Der Bundeskanzler verliest den Text eines von dem Zonenstaatsratsvorsitzenden Ulbricht an den Gewerkschaftskongreß der IG-Chemie-Papier-Keramik gerichteten Telegramms, in welchem Ulbricht seine Bereitschaft zur Fortsetzung des Redneraustausches erklärt 18. Der Bundeskanzler hebt hervor, daß es in dem Telegramm heiße: „Daß der Dialog nur auf dem Wege offizieller Verhandlungen zwischen den Organisationen zu einer Annäherung und Verständigung führen könne" 19.

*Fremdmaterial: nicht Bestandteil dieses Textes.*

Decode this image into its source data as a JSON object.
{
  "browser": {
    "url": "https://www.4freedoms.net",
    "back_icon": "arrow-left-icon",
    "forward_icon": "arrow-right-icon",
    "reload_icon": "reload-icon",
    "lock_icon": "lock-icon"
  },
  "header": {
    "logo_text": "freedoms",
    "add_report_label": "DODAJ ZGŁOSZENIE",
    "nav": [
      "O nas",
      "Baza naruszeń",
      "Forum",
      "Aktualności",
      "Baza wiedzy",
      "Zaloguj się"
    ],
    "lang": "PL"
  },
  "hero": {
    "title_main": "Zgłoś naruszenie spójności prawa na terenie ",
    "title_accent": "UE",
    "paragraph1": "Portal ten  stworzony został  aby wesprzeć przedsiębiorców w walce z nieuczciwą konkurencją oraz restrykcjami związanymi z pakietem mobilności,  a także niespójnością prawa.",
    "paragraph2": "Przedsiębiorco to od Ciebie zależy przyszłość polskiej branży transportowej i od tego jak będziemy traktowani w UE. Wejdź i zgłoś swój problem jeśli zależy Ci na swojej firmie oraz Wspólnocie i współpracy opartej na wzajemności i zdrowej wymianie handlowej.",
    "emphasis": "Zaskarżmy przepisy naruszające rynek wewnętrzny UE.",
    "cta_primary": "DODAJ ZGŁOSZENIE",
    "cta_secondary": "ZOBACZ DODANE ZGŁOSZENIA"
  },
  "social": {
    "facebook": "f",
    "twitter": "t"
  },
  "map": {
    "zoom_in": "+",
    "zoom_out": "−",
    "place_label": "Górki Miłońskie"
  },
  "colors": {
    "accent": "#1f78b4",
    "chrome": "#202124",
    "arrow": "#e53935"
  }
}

Bundesminister Katzer berichtet über den Gewerkschaftskongreß der IG-Chemie, Bundesminister Dr. Gradl über den Berliner Gewerkschaftskongreß. Übereinstimmend weisen sie darauf hin, daß die Bestrebungen der SBZ dahin gehen, Kontakte auf breiter Basis herzustellen. Bundesminister Dr. Gradl warnt in diesem Zusammenhang vor unzulässigen Verallgemeinerungen mit Bezug auf die Gewerkschaften. Bundesminister Dr. Krone bringt zum Ausdruck, daß die SBZ möglicherweise ein neues Deutschlandgespräch in Gang setzen wolle. Der Bundeskanzler teilt diese Auffassung und erklärt, daß eine Erörterung über Grundsatzfragen der Deutschlandpolitik demnächst im Kabinett vorgesehen werden solle 20.

Fußnoten

18

Siehe 35. Sitzung am 13. Juli 1966 TOP A. - Zum Gewerkschaftskongress der IG Chemie, Papier, Keramik am 4. Sept. 1966 in Dortmund vgl. „Frankfurter Allgemeine Zeitung" vom 8. Sept. 1966, S. 1 und 4, Wortlaut des Telegramms vom 6. Sept. 1966 abgedruckt in DzD IV 12/2, S. 1314 f., vgl. auch die Pressedokumentation in B 136/6626.

19

Der Satz lautete: „Aber der Dialog kann nur auf dem Wege offizieller Verhandlungen zwischen den Organisationen zu einer Annäherung und Verständigung führen."

20

Fortgang 48. Sitzung am 14. Okt. 1966 TOP 2 (Fragen der Außen-, Verteidigungs- und Sicherheitspolitik, Deutschlandpolitik).